De ce fait, Maguette Sène, directeur du COUD, assoit sa légitimité politique qu’il doit à ses réalisations dans la zone. Ainsi, il bénéficie, comme lors des Locales, avec son score de 70%, de la reconnaissance de la population de Malicounda. En effet, dès son premier mandat, il avait assuré les infrastructures de base pour l’ensemble des 22 villages de sa commune. Le dernier village à bénéficier de ces adductions d’eau et d’électricité fut Rof, où l’eau a commencé à couler depuis le mois de septembre dernier.
Toutefois, à Mbour, il faut aussi noter l’apport décisif d’autres responsables dont Me Oumar Youm, responsable départemental de l’APR. Ce retour au premier plan doit lui permettre de reconstituer son ancrage politique dans la zone et le conduire à retrouver un portefeuille ministériel. Un moyen pour le maire de la ville de Thiadiaye de peser sur la nouvelle reconfiguration de la mouvance présidentielle qui ne manquerait de se mettre en place au sortir de ce scrutin.
Abdoulaye Daouda Diallo, le gardien du Temple
Ce Chancelier de l’échiquier et un proche indéfectible du président aura réussi à verrouiller à double tour le titre foncier incontesté du président Macky Sall dans cette partie du Fouta. Benno Bokk Yaakar a raflé l’ensemble des bureaux de vote, soit 522 au total dans les 22 communes du département, soit 91 653 voix, plaçant le département de Podor en tête des 46 départements du Sénégal. Un fait rarissime qui démontre encore une fois la suprématie de la coalition Benno sur ses adversaires de l’opposition inexistante dans le département.

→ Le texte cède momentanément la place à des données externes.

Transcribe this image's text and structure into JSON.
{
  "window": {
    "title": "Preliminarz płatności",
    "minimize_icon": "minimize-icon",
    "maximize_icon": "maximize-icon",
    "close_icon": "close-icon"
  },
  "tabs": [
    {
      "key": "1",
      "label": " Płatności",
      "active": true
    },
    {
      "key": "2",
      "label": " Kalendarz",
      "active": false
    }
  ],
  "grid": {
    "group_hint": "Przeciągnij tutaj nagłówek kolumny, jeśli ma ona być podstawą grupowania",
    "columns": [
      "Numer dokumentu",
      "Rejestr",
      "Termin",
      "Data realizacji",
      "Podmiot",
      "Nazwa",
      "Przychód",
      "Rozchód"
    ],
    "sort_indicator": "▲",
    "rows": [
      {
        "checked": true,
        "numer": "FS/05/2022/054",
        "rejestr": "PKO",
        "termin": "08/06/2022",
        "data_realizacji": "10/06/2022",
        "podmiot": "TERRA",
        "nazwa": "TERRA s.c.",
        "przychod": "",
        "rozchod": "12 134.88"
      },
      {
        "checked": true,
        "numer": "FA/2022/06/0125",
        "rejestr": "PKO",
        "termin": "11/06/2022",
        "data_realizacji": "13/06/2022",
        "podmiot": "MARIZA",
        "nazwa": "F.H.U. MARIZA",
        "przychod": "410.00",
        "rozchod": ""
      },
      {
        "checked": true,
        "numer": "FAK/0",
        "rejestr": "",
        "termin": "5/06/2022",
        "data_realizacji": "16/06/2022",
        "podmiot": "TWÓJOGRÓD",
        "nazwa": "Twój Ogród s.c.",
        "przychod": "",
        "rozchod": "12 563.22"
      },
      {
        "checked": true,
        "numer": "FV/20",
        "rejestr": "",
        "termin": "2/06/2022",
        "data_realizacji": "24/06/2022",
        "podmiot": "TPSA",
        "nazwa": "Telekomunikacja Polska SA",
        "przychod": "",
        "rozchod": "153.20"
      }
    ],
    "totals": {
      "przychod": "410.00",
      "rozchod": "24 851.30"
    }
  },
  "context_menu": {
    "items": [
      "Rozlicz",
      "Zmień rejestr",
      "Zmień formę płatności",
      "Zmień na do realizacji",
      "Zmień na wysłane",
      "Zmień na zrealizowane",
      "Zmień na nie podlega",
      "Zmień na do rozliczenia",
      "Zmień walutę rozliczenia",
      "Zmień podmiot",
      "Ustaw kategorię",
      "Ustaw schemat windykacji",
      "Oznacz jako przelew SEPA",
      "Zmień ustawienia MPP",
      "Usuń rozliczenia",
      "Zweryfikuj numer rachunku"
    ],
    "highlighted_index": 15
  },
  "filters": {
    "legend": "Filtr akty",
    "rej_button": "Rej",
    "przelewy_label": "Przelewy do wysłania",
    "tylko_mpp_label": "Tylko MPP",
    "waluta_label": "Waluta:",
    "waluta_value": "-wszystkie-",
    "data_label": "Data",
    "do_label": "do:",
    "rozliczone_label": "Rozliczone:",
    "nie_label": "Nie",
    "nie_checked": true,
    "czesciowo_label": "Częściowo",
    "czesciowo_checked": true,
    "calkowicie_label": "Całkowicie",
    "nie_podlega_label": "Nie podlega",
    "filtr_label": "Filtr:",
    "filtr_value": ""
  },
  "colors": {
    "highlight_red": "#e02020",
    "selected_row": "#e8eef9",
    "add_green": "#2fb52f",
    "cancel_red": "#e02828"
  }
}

Cette prouesse fait apparaître l’ex ministre de l’Intérieur comme un des favoris au poste de Premier ministre pour composer avec la majorité relative de BBY et qui, dans certains dossiers, devra nouer des alliances peut-être avec ses ex camarades libéraux (Wallu Sénégal) ou avec Pape Diop de Bokk Gis Gis. Si un temps, son leadership semble être contesté par Cheikh Oumar Hanne, le ministre du budget et des Finances apparaît comme incontournable au sein du premier cercle de Macky Sall et qui ne manquera pas d’avoir son mot à dire dans la composition du prochain gouvernement et dans une possible succession de Macky Sall.
Toutefois, cette liste est loin d’être exhaustive. De nombreux autres responsables de la mouvance présidentielle se sont illustrés, lors des Législatives. Il en est des responsables de la région nord, de Kaolack et dans le Sine, entre autres.